Le trentenaire affirme qu’on lui aurait refusé respect et traitement. «On m’a dit de me rendre dans un autre hôpital. Zot dir mwa pa isi ki fer sa. Le personnel de cet autre hôpital m’a dit que seul l’hôpital Brown-Séquard offrait des soins appropriés. (...) Les médecins et le personnel médical sont censés sauver des vies. Au lieu de cela, ils ont tendance à avoir des préjugés contre nous, même si la loi peut, plus tard, nous déclarer innocents. Si le personnel médical refuse son aide à ceux qui en ont le plus besoin, cela ne va-t-il pas ironiquement les pousser à tomber dans un cycle toxique de moyens de survie, tels que la toxicomanie ?»
300 patients sans visite de leurs proches depuis des années
Sollicité, le ministère de la Santé nous affirme qu’une enquête a été instituée à son niveau, la direction de l’hôpital Brown-Séquard étant instruite de soumettre un rapport. On nous explique également qu’une réunion a eu lieu cette semaine sur un comportement agressif et d’éventuels cas de maltraitance avec tous les Heads of Units de l’hôpital, sous la présidence du Medical Superintendent. La mise en place d’un comité antiviolence pour résoudre ce problème a été proposée, ainsi que des «patient satisfaction surveys». On évoque également les complexités associées à la nature de ce métier. «Souvent, un patient doit être physiquement et chimiquement maîtrisé afin qu’il n’agresse pas le personnel et les autres patients. Lorsque le patient est agité et violent, il faut recourir à la force physique pour le maîtriser. Parfois, la force physique utilisée par le personnel pour contenir le patient peut provoquer quelques ecchymoses. Les proches considèrent souvent qu’il s’agit de cas d’agression, mais ce n’est pas le cas.»

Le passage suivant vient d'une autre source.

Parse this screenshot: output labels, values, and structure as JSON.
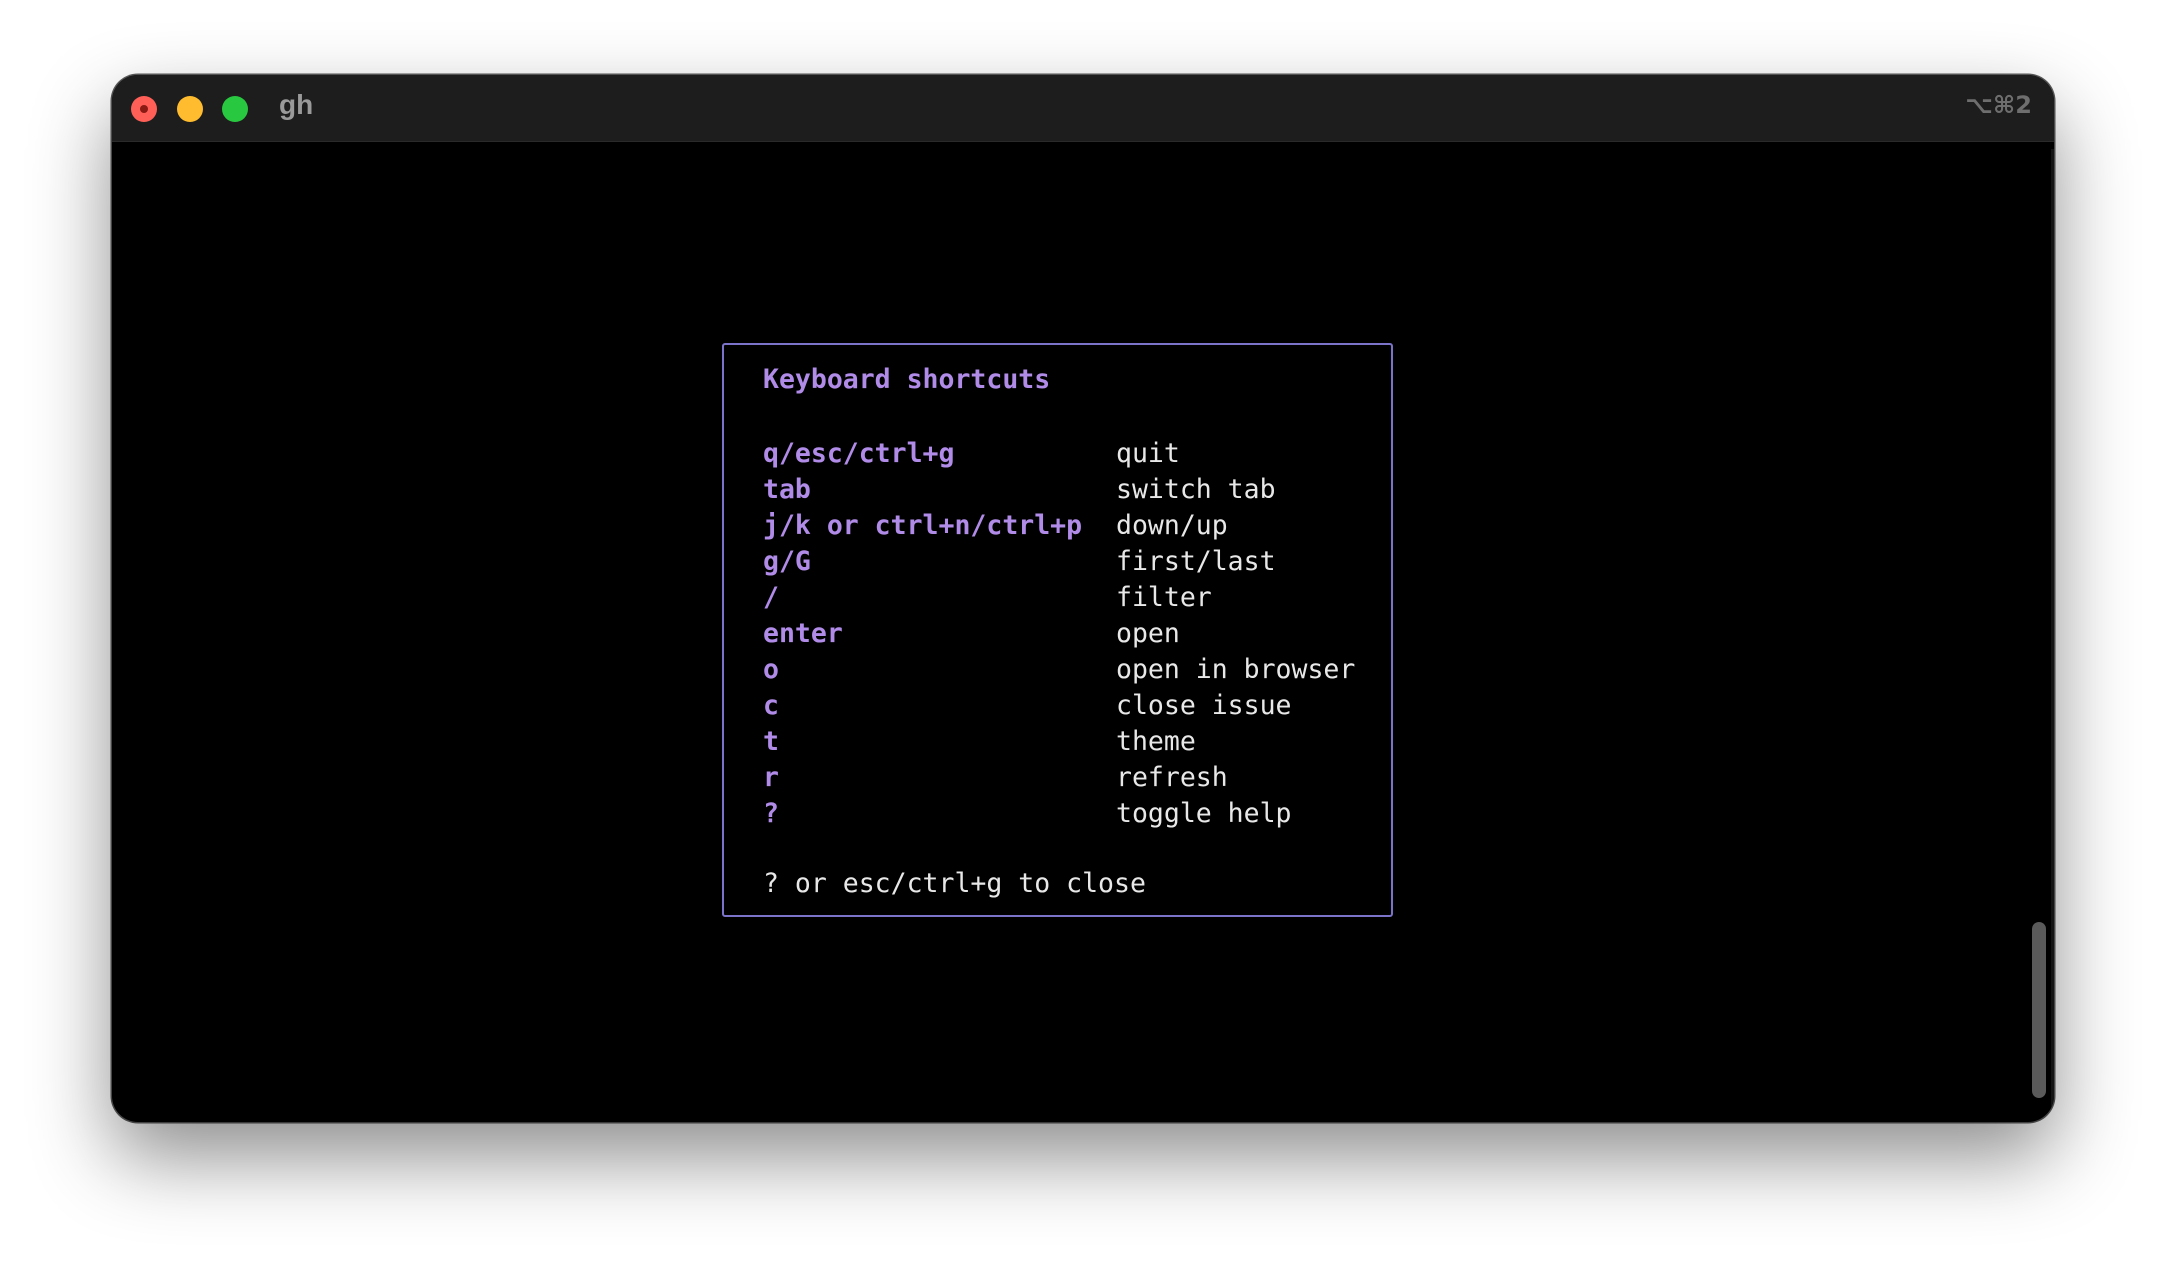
{
  "window": {
    "title": "gh",
    "shortcut_hint": "⌥⌘2"
  },
  "help": {
    "title": "Keyboard shortcuts",
    "shortcuts": [
      {
        "key": "q/esc/ctrl+g",
        "desc": "quit"
      },
      {
        "key": "tab",
        "desc": "switch tab"
      },
      {
        "key": "j/k or ctrl+n/ctrl+p",
        "desc": "down/up"
      },
      {
        "key": "g/G",
        "desc": "first/last"
      },
      {
        "key": "/",
        "desc": "filter"
      },
      {
        "key": "enter",
        "desc": "open"
      },
      {
        "key": "o",
        "desc": "open in browser"
      },
      {
        "key": "c",
        "desc": "close issue"
      },
      {
        "key": "t",
        "desc": "theme"
      },
      {
        "key": "r",
        "desc": "refresh"
      },
      {
        "key": "?",
        "desc": "toggle help"
      }
    ],
    "footer": "? or esc/ctrl+g to close"
  },
  "colors": {
    "accent": "#b18be8",
    "border": "#7a73c9",
    "background": "#000000",
    "text": "#e8e8e8"
  }
}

Par ailleurs, les allégations formulées par des patients souffrant de troubles psychiatriques peuvent souvent être infondées. «Un patient avait allégué qu’une infirmière l’avait étranglé. Après enquête, nous avons constaté, qu’en fait, l’infirmière tentait de dissuader le patient de se pendre. Dans un autre cas, une patiente avait affirmé avoir été pincée par une infirmière. Il s’est avéré que la patiente avait été pincée par un autre patient.» À ce jour, environ 300 patients (admis au Chronic Ward) n’ont pas reçu de visites de leurs proches depuis plusieurs années. Ils sont pris en charge par le personnel, selon les informations que nous avons obtenues du ministère de la Santé.
Cependant, malgré le faible nombre de plaintes officielles, des mesures sont néanmoins prises. «Un cas sérieux s’est produit, il y a cinq à sept semaines, lorsqu’une allégation a été faite selon laquelle une infirmière avait agi violemment à l’égard d’un patient. Une enquête a été menée et l’infirmière a été suspendue à la suite d’un Managerial Committee. L’affaire a été référée à la police et à la Mental Health Commission, qui est présidée par un magistrat. Un autre cas allégué fait actuellement l’objet d’une enquête.»
Le ministère de la Santé tient à rappeler à la population que des mécanismes appropriés ont été mis en place pour recevoir les plaintes. «Très souvent, les informations ne nous parviennent qu’à travers la radio ou les journalistes. Le public doit savoir qu’il peut aussi déposer une plainte grâce aux formulaires disponibles dans les hôpitaux ou via le portail CSU (Citizen Support Portal), voire en appelant directement le ministère.»